Friday, December 16, 2011

What Didn't You Know and When?

2/16/2011 -- The old lawyer's joke about avoiding a perjury rap while testifying under oath, is that one might well safely say something like this:

"I have no current recollection . . . [e.g., of ever having said or done any such thing.]"

The presumption, of course, is that there is a tiny possibility "it" happened, but that right now . . . well, you know, I just do not remember.

With respect to the demonstrably spotty memory of Jon Corzine, the former head of MF Global Holdings Ltd, from which $1.2 billion "mysteriously "disappeared, the Wall Street Journal sardonically suggests that perhaps the question investigators or others might more appropriately ask is:

"What didn't you know, and when didn't you know it?"

Here is a video mash-up of Jon Corzine's December 8th House Committee testimony (the full clip is posted here) which seems to underscore the point:



Ed Morrissey at HotAir notes how Jon Corzine, the former Democrat Governor of New Jersey -- and, as Ed helpfully reminded the also curiously forgetful Washington Post -- an announced and widely-touted mega-fundraising bundler for the 2012 Obama Presidential campaign is now ensnared in doubling down and re-testifying before Congress.

In doing so, Jon was, so to speak, taking a second bite of the apple, offering his "explanation" for what Terrence A. Duffy, the chief executive of CME Group, and the firm assigned to auditing MF Global, may have been thinking about when Duffy testified about what, to his knowledge, Jon was aware of and ordered in his role as the former head of the recently bankrupt MF Global Holdings Ltd.
. . .
"While the last few days of MF Global were chaotic, I did not instruct anyone to lend customer funds to MF Global for any of its affiliates, nor was I told that anyone had done so," he said.

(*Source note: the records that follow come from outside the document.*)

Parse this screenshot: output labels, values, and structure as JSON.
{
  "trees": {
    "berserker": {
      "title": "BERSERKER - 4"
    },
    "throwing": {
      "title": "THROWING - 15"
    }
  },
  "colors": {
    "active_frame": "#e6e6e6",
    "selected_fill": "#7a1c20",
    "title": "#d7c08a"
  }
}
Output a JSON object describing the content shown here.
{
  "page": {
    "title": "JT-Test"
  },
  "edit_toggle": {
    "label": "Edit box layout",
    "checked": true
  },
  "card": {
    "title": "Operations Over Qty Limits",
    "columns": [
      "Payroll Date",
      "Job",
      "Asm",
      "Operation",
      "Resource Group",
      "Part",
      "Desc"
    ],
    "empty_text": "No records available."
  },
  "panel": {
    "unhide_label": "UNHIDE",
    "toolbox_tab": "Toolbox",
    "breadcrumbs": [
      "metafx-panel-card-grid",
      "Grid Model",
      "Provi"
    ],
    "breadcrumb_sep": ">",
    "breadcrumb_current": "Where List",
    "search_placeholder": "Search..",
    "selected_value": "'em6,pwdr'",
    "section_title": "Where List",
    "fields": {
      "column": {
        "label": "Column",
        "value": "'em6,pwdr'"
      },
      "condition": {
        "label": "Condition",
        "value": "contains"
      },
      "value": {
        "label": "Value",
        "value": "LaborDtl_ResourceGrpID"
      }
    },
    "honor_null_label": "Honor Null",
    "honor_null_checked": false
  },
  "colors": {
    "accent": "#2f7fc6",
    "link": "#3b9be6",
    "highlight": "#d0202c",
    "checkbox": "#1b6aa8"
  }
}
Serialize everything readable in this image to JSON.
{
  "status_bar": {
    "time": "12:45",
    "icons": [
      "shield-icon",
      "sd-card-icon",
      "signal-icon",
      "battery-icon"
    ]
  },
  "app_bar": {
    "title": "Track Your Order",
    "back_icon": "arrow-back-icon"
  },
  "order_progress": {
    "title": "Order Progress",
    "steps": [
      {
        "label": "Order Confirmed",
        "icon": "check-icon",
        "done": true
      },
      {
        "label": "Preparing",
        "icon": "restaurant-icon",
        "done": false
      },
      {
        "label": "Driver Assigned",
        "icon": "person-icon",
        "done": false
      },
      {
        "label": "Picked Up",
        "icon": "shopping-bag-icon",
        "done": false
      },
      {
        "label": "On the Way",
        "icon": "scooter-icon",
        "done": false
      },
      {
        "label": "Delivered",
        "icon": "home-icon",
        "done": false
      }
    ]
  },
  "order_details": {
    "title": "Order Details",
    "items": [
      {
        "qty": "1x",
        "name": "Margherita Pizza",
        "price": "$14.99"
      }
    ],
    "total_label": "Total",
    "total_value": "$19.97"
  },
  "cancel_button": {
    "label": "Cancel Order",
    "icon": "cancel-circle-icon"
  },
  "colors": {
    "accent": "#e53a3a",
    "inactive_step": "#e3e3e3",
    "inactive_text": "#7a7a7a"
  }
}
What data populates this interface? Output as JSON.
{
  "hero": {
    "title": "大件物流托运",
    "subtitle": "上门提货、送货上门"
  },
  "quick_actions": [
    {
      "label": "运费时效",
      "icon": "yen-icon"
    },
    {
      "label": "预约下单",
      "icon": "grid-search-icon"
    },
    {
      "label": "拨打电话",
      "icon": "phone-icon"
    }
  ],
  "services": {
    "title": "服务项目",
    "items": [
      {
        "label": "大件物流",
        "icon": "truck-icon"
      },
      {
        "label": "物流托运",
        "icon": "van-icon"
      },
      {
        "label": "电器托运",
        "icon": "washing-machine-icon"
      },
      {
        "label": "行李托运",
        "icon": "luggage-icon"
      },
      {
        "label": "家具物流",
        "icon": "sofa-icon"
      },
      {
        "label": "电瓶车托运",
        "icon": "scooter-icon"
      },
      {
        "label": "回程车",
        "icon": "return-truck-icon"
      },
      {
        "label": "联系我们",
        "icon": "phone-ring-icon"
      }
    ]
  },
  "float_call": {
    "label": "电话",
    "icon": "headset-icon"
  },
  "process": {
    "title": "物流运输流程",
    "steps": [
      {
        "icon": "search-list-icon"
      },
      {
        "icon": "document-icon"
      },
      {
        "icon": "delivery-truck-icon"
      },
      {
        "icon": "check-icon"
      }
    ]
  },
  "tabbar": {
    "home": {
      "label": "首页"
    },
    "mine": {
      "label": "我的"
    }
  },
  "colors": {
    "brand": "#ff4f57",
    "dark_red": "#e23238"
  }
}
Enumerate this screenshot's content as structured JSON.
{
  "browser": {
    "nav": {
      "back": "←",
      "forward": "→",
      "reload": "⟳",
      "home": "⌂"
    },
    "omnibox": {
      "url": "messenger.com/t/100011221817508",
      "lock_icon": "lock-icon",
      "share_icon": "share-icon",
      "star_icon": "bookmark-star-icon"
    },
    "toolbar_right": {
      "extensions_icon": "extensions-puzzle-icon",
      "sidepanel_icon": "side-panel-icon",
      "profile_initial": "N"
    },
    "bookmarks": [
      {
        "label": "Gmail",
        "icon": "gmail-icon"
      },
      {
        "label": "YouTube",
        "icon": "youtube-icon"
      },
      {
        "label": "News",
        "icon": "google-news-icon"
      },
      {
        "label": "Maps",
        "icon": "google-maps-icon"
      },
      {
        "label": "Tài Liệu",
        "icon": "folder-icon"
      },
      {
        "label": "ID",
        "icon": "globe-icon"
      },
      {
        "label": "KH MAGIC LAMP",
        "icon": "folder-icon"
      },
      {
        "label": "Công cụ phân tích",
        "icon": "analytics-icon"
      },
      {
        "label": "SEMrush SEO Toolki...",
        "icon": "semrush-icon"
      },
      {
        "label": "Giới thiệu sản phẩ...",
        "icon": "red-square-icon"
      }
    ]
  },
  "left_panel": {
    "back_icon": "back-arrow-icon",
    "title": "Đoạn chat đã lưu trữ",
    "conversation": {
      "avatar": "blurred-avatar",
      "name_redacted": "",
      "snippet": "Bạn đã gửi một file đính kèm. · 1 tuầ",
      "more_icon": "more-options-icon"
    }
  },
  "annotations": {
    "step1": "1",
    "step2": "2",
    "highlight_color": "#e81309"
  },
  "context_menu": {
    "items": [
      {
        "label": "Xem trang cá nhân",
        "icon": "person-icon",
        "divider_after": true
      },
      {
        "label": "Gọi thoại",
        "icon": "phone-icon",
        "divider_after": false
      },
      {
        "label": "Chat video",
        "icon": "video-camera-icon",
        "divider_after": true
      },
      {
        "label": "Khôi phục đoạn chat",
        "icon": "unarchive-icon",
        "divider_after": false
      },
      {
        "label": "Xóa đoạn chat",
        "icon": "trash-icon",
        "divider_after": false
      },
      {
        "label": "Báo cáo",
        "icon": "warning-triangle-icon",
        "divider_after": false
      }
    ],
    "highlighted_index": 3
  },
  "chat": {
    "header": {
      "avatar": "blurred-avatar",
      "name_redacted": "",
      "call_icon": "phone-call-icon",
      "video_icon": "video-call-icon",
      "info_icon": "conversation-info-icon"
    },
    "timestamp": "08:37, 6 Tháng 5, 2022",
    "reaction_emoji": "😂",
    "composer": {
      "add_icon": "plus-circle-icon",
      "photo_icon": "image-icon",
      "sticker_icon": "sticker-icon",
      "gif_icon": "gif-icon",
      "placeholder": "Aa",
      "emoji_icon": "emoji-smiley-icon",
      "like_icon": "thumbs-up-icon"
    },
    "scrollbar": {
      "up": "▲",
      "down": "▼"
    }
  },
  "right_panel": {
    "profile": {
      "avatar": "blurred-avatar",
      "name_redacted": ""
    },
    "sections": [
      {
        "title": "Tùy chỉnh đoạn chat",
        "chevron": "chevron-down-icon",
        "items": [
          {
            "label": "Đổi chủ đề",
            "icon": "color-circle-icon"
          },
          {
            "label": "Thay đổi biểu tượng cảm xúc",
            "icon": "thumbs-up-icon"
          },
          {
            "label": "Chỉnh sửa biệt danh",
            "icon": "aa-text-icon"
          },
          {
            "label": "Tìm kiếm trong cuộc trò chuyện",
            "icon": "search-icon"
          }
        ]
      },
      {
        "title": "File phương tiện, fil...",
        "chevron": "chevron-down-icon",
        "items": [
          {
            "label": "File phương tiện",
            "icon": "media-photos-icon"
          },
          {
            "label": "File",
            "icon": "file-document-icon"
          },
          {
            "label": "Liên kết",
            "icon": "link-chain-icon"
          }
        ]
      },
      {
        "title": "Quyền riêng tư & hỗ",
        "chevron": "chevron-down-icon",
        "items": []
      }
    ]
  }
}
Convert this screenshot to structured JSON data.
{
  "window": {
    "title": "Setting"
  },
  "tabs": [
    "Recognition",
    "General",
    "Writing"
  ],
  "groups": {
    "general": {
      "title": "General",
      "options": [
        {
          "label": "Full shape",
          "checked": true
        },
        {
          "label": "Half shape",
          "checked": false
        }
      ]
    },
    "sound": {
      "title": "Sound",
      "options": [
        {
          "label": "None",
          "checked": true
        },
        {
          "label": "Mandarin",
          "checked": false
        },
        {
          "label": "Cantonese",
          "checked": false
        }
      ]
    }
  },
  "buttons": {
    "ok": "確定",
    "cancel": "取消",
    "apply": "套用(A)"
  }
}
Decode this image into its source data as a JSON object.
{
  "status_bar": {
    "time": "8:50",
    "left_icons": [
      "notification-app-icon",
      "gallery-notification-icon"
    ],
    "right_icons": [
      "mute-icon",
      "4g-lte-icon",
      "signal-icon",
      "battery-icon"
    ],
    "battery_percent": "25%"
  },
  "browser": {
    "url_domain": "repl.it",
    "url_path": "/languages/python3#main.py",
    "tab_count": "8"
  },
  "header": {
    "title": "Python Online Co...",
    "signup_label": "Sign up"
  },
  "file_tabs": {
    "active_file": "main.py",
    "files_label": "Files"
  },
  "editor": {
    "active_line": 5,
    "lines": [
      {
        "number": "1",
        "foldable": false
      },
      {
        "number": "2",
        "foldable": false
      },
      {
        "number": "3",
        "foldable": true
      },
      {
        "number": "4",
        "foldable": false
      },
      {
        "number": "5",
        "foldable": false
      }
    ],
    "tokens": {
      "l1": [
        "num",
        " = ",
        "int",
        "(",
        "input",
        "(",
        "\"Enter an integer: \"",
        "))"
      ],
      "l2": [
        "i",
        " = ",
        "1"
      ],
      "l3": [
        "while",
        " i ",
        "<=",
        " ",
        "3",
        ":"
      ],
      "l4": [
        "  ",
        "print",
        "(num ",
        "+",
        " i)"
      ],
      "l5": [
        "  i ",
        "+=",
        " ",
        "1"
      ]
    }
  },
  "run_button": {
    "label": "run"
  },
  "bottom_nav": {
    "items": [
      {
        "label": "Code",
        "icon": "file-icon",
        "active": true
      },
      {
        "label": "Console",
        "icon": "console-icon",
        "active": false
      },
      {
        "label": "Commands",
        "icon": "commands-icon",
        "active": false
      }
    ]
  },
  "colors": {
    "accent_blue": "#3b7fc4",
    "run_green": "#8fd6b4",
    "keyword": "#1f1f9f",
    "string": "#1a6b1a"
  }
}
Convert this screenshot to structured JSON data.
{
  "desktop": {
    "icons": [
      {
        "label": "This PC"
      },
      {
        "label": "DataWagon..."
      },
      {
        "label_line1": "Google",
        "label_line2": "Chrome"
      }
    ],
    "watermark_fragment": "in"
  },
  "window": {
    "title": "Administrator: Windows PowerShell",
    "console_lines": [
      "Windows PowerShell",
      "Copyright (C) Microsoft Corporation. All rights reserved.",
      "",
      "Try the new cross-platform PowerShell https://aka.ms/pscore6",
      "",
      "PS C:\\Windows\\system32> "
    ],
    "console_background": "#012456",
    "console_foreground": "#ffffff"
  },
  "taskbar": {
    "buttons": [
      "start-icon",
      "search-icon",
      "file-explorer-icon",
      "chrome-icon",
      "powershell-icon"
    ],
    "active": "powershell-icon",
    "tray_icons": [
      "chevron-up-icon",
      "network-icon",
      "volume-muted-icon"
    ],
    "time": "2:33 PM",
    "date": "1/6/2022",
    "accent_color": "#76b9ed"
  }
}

Corzine said Duffy might have been referring to problems Corzine encountered days before MF Global sought bankruptcy protection, when he was trying to raise cash by selling billions of dollars of securities.

He said J.P. Morgan Chase told him that it would not engage in those transactions until overdrafts in London were cleaned up. Corzine said he asked the firm's back office in Chicago to resolve the problem.

Later that day, J.P. Morgan Chase contacted Corzine again and said it needed assurances that the transfer of funds did not violate federal rules, Corzine said. Corzine said MF Global’s Chicago staff "explicitly confirmed to me that the funds were properly transferred, and I understood that J.P. Morgan Chase was satisfied, since they executed . . . billions of dollars of trades with MF Global."

"I do know that I never authorized anyone to use customer funds to make a loan or a transfer of funds, I never intended to, nor do I think I said anything that could have been construed to do that," the former chairman and chief executive of MF Global testified.
. . . .

You see, the actions Duffy testified about would comprise what Ed Morrissey succinctly summarized in his post as "the transfer of customer funds to cover his big bets on European sovereign debt." Jon had just previously testified under oath that, regardless of the many things he simply could not recall, that he certainly did not do that! And, Corzine further insisted that he was not made aware of anyone else at the firm ordering that transfer at the time.

Because of his unique position as the head of MF Global at the time, doing the one or "condoning" the other, would have been illegal on his part.

So, in summary, Jon clearly remembers what didn't happen. It's just part about what did take place that seems to be giving the guy fits.

Hmmmm . . . maybe the Wall Street Journal has the right questions after all!